Domain Synergy

The core of cross-domain intelligence lies in how different domains collaborate through synergistic mechanisms to achieve functions unattainable by a single domain.

PI–BI Synergy

The fusion of physical and biological intelligence combines engineered structures with natural actuation, compensating for the limitations of individual domains. Bioinspired structural PI designs physical structures by mimicking biological geometries (such as the helical tail of bacteria), enabling robots to move efficiently in low-Reynolds-number fluids. Bioinspired functional PI materials themselves mimic biological sensitivity to the environment, for example, using stimuli-responsive hydrogels to automatically deform or release drugs in specific biochemical environments (such as acidic tumor microenvironments).

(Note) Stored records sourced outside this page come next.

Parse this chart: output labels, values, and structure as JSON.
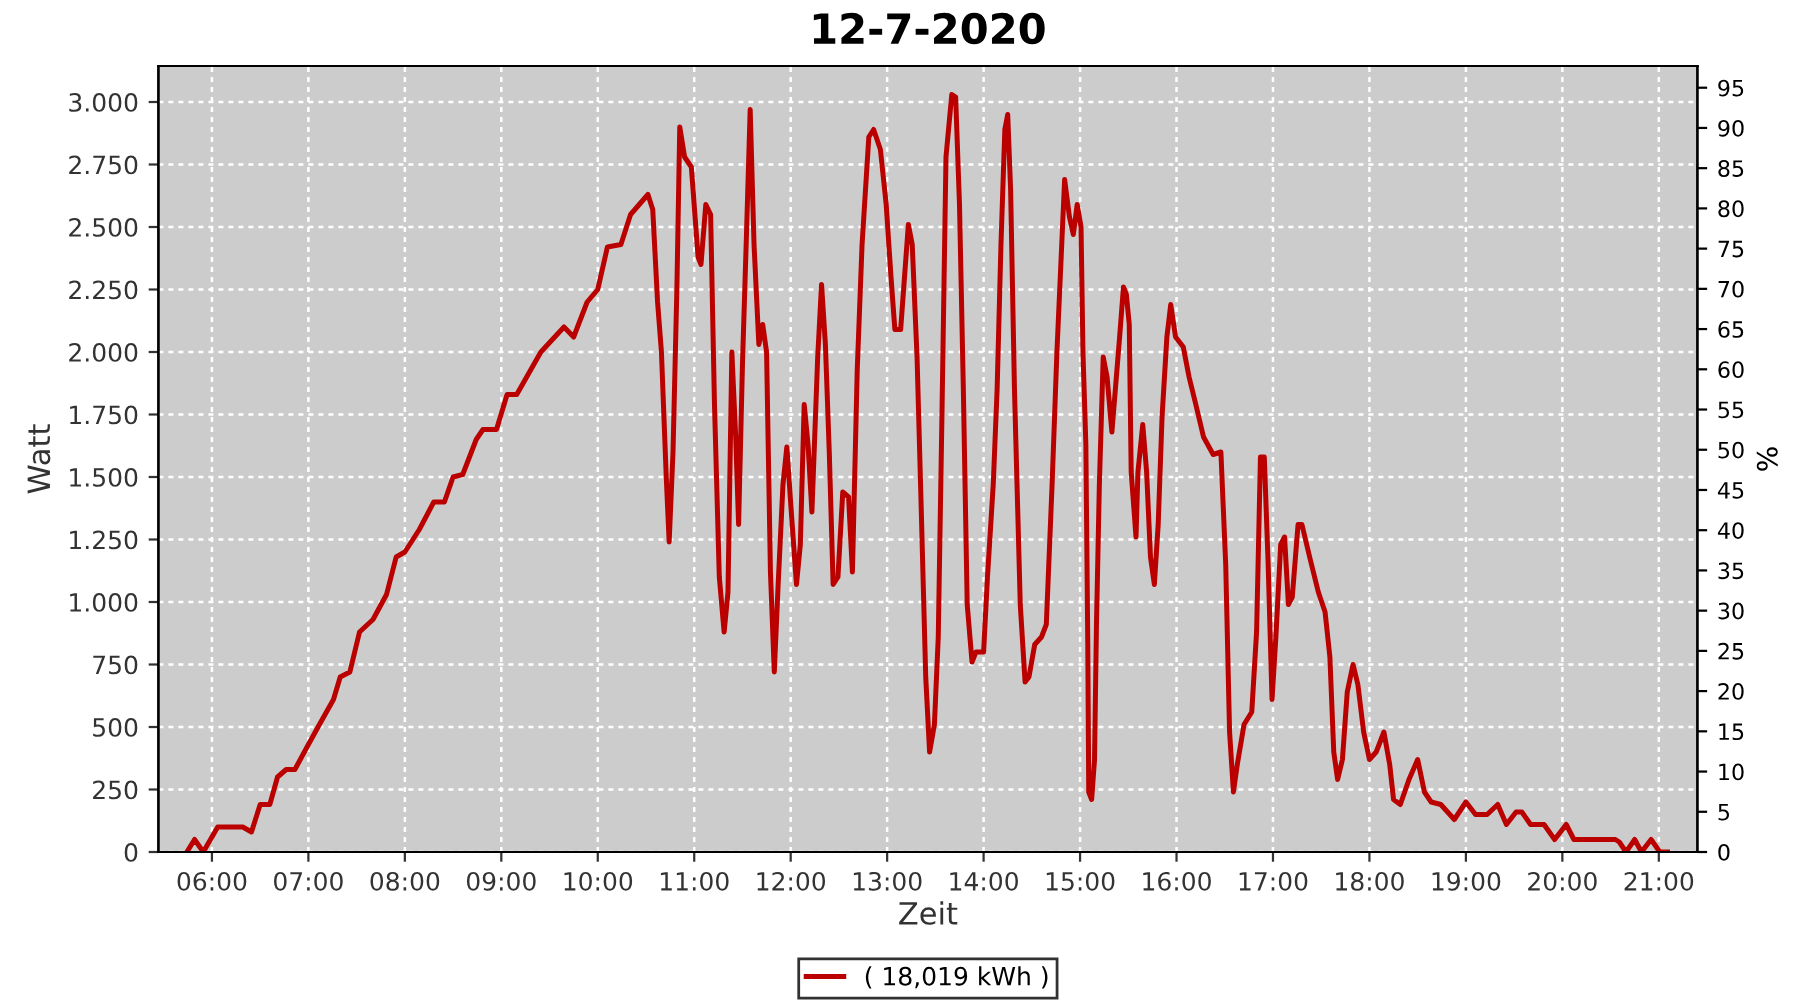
{
  "chart_data": {
    "type": "line",
    "title": "12-7-2020",
    "xlabel": "Zeit",
    "ylabel": "Watt",
    "y2label": "%",
    "xlim": [
      5.445,
      21.4
    ],
    "ylim": [
      0,
      3144
    ],
    "y2lim": [
      0,
      97.7
    ],
    "xticks": [
      {
        "value": 6,
        "label": "06:00"
      },
      {
        "value": 7,
        "label": "07:00"
      },
      {
        "value": 8,
        "label": "08:00"
      },
      {
        "value": 9,
        "label": "09:00"
      },
      {
        "value": 10,
        "label": "10:00"
      },
      {
        "value": 11,
        "label": "11:00"
      },
      {
        "value": 12,
        "label": "12:00"
      },
      {
        "value": 13,
        "label": "13:00"
      },
      {
        "value": 14,
        "label": "14:00"
      },
      {
        "value": 15,
        "label": "15:00"
      },
      {
        "value": 16,
        "label": "16:00"
      },
      {
        "value": 17,
        "label": "17:00"
      },
      {
        "value": 18,
        "label": "18:00"
      },
      {
        "value": 19,
        "label": "19:00"
      },
      {
        "value": 20,
        "label": "20:00"
      },
      {
        "value": 21,
        "label": "21:00"
      }
    ],
    "yticks": [
      0,
      250,
      500,
      750,
      {
        "value": 1000,
        "label": "1.000"
      },
      {
        "value": 1250,
        "label": "1.250"
      },
      {
        "value": 1500,
        "label": "1.500"
      },
      {
        "value": 1750,
        "label": "1.750"
      },
      {
        "value": 2000,
        "label": "2.000"
      },
      {
        "value": 2250,
        "label": "2.250"
      },
      {
        "value": 2500,
        "label": "2.500"
      },
      {
        "value": 2750,
        "label": "2.750"
      },
      {
        "value": 3000,
        "label": "3.000"
      }
    ],
    "y2ticks": [
      0,
      5,
      10,
      15,
      20,
      25,
      30,
      35,
      40,
      45,
      50,
      55,
      60,
      65,
      70,
      75,
      80,
      85,
      90,
      95
    ],
    "grid": true,
    "legend": "bottom",
    "line_style": "solid",
    "marker": "none",
    "series": [
      {
        "name": "( 18,019 kWh )",
        "color": "#bb0000",
        "x": [
          5.74,
          5.82,
          5.91,
          6.0,
          6.06,
          6.32,
          6.41,
          6.5,
          6.6,
          6.68,
          6.77,
          6.86,
          7.0,
          7.1,
          7.26,
          7.33,
          7.43,
          7.53,
          7.67,
          7.81,
          7.91,
          8.0,
          8.15,
          8.3,
          8.41,
          8.5,
          8.6,
          8.74,
          8.81,
          8.95,
          9.06,
          9.16,
          9.41,
          9.65,
          9.75,
          9.89,
          10.0,
          10.1,
          10.24,
          10.34,
          10.52,
          10.57,
          10.62,
          10.66,
          10.71,
          10.74,
          10.78,
          10.82,
          10.85,
          10.9,
          10.97,
          11.04,
          11.07,
          11.12,
          11.17,
          11.21,
          11.26,
          11.31,
          11.35,
          11.39,
          11.43,
          11.46,
          11.5,
          11.54,
          11.58,
          11.62,
          11.67,
          11.71,
          11.75,
          11.79,
          11.83,
          11.87,
          11.92,
          11.96,
          12.01,
          12.06,
          12.1,
          12.14,
          12.18,
          12.22,
          12.28,
          12.32,
          12.36,
          12.4,
          12.44,
          12.49,
          12.54,
          12.6,
          12.64,
          12.69,
          12.74,
          12.81,
          12.86,
          12.93,
          12.99,
          13.04,
          13.08,
          13.14,
          13.18,
          13.22,
          13.26,
          13.31,
          13.35,
          13.4,
          13.44,
          13.49,
          13.53,
          13.57,
          13.61,
          13.67,
          13.71,
          13.75,
          13.79,
          13.83,
          13.88,
          13.92,
          14.0,
          14.04,
          14.1,
          14.14,
          14.18,
          14.22,
          14.25,
          14.28,
          14.32,
          14.38,
          14.43,
          14.47,
          14.53,
          14.6,
          14.65,
          14.71,
          14.76,
          14.81,
          14.84,
          14.89,
          14.93,
          14.97,
          15.01,
          15.03,
          15.06,
          15.08,
          15.09,
          15.12,
          15.15,
          15.17,
          15.2,
          15.24,
          15.28,
          15.33,
          15.37,
          15.41,
          15.45,
          15.48,
          15.51,
          15.53,
          15.58,
          15.6,
          15.65,
          15.69,
          15.73,
          15.77,
          15.81,
          15.85,
          15.9,
          15.94,
          15.99,
          16.07,
          16.13,
          16.2,
          16.28,
          16.38,
          16.46,
          16.51,
          16.55,
          16.59,
          16.63,
          16.7,
          16.78,
          16.83,
          16.87,
          16.91,
          16.95,
          16.99,
          17.03,
          17.08,
          17.12,
          17.16,
          17.2,
          17.26,
          17.3,
          17.38,
          17.47,
          17.54,
          17.59,
          17.63,
          17.67,
          17.72,
          17.77,
          17.83,
          17.88,
          17.94,
          18.0,
          18.07,
          18.15,
          18.21,
          18.25,
          18.32,
          18.41,
          18.5,
          18.57,
          18.64,
          18.74,
          18.88,
          19.0,
          19.1,
          19.22,
          19.33,
          19.42,
          19.52,
          19.58,
          19.67,
          19.81,
          19.92,
          20.04,
          20.12,
          20.55,
          20.59,
          20.66,
          20.75,
          20.82,
          20.92,
          21.01,
          21.09
        ],
        "values": [
          0,
          50,
          0,
          60,
          100,
          100,
          80,
          190,
          190,
          300,
          330,
          330,
          430,
          500,
          610,
          700,
          720,
          880,
          930,
          1030,
          1180,
          1200,
          1290,
          1400,
          1400,
          1500,
          1510,
          1650,
          1690,
          1690,
          1830,
          1830,
          2000,
          2100,
          2060,
          2200,
          2250,
          2420,
          2430,
          2550,
          2630,
          2570,
          2200,
          2000,
          1500,
          1240,
          1600,
          2250,
          2900,
          2780,
          2740,
          2380,
          2350,
          2590,
          2550,
          1790,
          1100,
          880,
          1040,
          2000,
          1660,
          1310,
          1950,
          2450,
          2970,
          2430,
          2030,
          2110,
          2000,
          1120,
          720,
          1070,
          1470,
          1620,
          1340,
          1070,
          1230,
          1790,
          1630,
          1360,
          1980,
          2270,
          2030,
          1600,
          1070,
          1100,
          1440,
          1420,
          1120,
          1930,
          2430,
          2860,
          2890,
          2810,
          2590,
          2300,
          2090,
          2090,
          2300,
          2510,
          2430,
          1980,
          1420,
          700,
          400,
          510,
          860,
          1790,
          2780,
          3030,
          3020,
          2590,
          1850,
          990,
          760,
          800,
          800,
          1100,
          1470,
          1850,
          2430,
          2890,
          2950,
          2650,
          1850,
          990,
          680,
          700,
          830,
          860,
          910,
          1470,
          2000,
          2430,
          2690,
          2540,
          2470,
          2590,
          2500,
          2000,
          1630,
          830,
          240,
          210,
          370,
          910,
          1470,
          1980,
          1900,
          1680,
          1870,
          2060,
          2260,
          2230,
          2110,
          1520,
          1260,
          1520,
          1710,
          1520,
          1180,
          1070,
          1310,
          1740,
          2060,
          2190,
          2060,
          2020,
          1900,
          1790,
          1660,
          1590,
          1600,
          1150,
          480,
          240,
          350,
          510,
          560,
          880,
          1580,
          1580,
          1150,
          610,
          860,
          1230,
          1260,
          990,
          1020,
          1310,
          1310,
          1180,
          1040,
          960,
          780,
          400,
          290,
          370,
          640,
          750,
          670,
          480,
          370,
          400,
          480,
          350,
          210,
          190,
          290,
          370,
          240,
          200,
          190,
          130,
          200,
          150,
          150,
          190,
          110,
          160,
          160,
          110,
          110,
          50,
          110,
          50,
          50,
          40,
          0,
          50,
          0,
          50,
          0,
          0
        ]
      }
    ]
  }
}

In hybrid biological–physical systems, cells or microorganisms are combined with synthetic materials, where the biological component provides natural mobility and chemotaxis, while the synthetic component provides external controllability, enabling complex applications such as tumor treatment and antimicrobial therapy.

PI–CI Synergy

The combination of physical intelligence and computational intelligence integrates physical entities with data-driven algorithms to address control problems in complex environments. Its typical architecture is field–embodied feedback: CI algorithms are responsible for global perception and planning, controlling external fields (magnetic fields, acoustic fields, etc.), while PI physical structures are responsible for converting these fields into specific motion or deformation. The system connects the two through feedback loops to achieve hierarchical control.

Bidirectional coupling: 1. Using machine learning algorithms to assist in designing the morphology and controllers of microrobots, reducing trial-and-error costs; 2. Using physical prior knowledge to optimize perception and control algorithms, assisting neural networks in depth estimation under data scarcity.

BI–CI Synergy

The combination of biological intelligence's adaptability and chemical communication with computational intelligence's perception and control algorithms focuses on functional complementarity at the perception and control levels. 1. Using deep learning algorithms to address the difficulty of identifying and tracking biohybrid robots in complex backgrounds; 2. Drawing inspiration from biological natural behaviors (such as chemotaxis) to train control strategies using reinforcement learning.

CI–HI Synergy

The collaboration between computational intelligence and human experts can improve automation levels while ensuring safety. Through shared control frameworks, algorithms are responsible for low-level attitude stabilization and path planning, while humans are responsible for high-level strategic decisions. Augmented reality (AR/VR) interfaces and haptic feedback provide immersive operational experiences, allowing experts to intervene promptly to correct anomalies.

Multi-Domain Coupling

PI–CI–HI Synergy: A typical scenario is image-guided minimally invasive surgery. Physical robots (PI) serve as execution platforms, CI provides real-time localization and augmented display, and doctors (HI) perform supervision and decision-making.

PI–BI–CI Synergy: A typical scenario is targeted delivery of stem cell populations. PI provides macroscale transport capability, BI exerts biological therapeutic effects after arrival, and CI is responsible for precise navigation and imaging monitoring throughout the process.